The Washington PostDemocracy Dies in Darkness

Harvard students seek probe of controversial PhD thesis on Hispanics’ IQ

The degree was awarded to Jason Richwine, who recently was in the news when the Heritage Foundation, where he was working, released a paper he co-write claiming that the immigration reform bill being debated in Congress would cost the government $5.3 trillion. (It won’t.) It then came to light that Richwine had written a dissertation, for which he received a PhD in public policy from Harvard in 2009, titled “IQ and Immigration Policy”,  which claimed that Hispanic immigrants generally have lower IQs than non-Latino white Americans. The Post’s Wonkbook quoted from the dissertation abstract:

The statistical construct known as IQ can reliably estimate general mental ability, or intelligence. The average IQ of immigrants in the United States is substantially lower than that of the white native population, and the difference is likely to persist over several generations. The consequences are a lack of socioeconomic assimilation among low-IQ immigrant groups, more underclass behavior, less social trust, and an increase in the proportion of unskilled workers in the American labor market. Selecting high-IQ immigrants would ameliorate these problems in the U.S., while at the same time benefiting smart potential immigrants who lack educational access in their home countries.

 

 

The thesis also said:

No one knows whether Hispanics will ever reach IQ parity with whites, but the prediction that new Hispanic immigrants will have low-IQ children and grandchildren is difficult to argue against.

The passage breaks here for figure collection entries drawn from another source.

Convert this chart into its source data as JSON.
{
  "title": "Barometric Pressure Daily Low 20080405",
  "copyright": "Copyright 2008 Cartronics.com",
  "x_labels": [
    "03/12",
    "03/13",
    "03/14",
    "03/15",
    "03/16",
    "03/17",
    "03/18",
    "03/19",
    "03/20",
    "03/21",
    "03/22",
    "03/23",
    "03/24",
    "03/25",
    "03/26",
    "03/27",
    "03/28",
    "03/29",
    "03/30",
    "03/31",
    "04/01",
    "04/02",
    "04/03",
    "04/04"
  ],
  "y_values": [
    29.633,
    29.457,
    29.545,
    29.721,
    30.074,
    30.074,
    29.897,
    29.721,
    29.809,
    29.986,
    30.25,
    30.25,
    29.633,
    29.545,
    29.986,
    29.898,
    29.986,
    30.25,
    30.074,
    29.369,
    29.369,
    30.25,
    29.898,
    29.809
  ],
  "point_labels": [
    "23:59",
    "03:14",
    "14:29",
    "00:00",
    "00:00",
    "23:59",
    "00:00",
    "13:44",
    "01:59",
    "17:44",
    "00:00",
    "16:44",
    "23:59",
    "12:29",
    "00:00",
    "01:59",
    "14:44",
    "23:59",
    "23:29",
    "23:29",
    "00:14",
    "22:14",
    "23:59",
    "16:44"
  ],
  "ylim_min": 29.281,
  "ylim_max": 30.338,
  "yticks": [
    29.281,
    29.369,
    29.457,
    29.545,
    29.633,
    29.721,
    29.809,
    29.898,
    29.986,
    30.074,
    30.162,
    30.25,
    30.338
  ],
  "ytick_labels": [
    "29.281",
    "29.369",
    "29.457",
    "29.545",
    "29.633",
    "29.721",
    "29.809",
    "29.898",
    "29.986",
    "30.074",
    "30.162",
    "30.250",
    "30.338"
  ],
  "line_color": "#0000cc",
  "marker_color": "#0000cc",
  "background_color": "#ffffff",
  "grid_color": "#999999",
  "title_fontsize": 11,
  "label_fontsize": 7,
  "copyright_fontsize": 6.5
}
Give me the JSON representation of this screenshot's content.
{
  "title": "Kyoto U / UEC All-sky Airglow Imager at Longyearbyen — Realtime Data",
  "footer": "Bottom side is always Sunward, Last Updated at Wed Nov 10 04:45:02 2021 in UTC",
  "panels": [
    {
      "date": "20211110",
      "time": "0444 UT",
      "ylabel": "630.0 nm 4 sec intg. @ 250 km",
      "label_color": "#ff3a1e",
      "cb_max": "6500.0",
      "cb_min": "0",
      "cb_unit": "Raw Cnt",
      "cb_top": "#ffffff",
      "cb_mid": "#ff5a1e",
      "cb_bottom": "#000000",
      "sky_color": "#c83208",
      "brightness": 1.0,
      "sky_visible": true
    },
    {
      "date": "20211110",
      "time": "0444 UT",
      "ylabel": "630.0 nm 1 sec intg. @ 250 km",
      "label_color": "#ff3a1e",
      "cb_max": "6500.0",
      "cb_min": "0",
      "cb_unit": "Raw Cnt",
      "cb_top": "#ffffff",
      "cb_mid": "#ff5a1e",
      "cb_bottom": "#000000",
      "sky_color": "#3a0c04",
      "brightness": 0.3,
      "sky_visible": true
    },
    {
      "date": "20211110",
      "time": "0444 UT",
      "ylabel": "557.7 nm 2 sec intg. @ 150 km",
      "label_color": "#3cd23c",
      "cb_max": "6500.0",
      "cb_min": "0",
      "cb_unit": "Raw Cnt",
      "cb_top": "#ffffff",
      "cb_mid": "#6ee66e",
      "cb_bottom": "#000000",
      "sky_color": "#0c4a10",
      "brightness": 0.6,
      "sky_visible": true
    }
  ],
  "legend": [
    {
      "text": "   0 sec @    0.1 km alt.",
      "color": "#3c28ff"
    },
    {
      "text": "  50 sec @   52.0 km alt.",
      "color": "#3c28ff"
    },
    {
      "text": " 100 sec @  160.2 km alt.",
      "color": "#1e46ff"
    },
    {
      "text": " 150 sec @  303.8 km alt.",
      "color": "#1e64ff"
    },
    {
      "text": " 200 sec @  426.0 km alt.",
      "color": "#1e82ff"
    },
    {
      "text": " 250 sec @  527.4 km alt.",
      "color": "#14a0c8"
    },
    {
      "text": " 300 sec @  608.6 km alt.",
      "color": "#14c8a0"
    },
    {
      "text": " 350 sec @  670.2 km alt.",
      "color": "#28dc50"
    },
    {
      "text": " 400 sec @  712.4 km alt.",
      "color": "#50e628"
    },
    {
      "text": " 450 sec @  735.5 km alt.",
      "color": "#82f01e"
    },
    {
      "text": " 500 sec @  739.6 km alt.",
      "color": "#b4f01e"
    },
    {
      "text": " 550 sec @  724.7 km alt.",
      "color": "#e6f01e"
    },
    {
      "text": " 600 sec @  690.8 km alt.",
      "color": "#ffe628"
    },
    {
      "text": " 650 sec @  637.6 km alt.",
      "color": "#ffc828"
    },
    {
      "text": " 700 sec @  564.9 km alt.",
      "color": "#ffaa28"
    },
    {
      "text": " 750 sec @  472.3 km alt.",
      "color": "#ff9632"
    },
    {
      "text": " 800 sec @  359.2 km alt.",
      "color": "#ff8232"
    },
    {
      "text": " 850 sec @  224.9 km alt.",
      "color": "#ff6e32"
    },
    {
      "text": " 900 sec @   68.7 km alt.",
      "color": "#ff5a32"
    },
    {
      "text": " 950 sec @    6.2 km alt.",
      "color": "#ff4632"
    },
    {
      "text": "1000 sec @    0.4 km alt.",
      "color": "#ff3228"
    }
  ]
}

Richwine resigned from Heritage because of the ruckus.

The Boston Globe reported that Harvard students assembled some 1,200 signatures on a petition demanding a probe into how such a dissertation could be approved at the elite university, and gave it to Faust as well as to David Ellwood, the dean of the John F. Kennedy School of Government. The petition said in part:

Academic freedom and a reasoned debate are essential to our academic community.  However, the Harvard Kennedy School cannot ethically stand behind academic work advocating a national policy of exclusion and advancing an agenda of discrimination.
Ellwood was quoted in a statement as saying: All PhD dissertations are reviewed by a committee of scholars. In this case, the committee consisted of three highly respected and discerning faculty members who come from diverse intellectual traditions.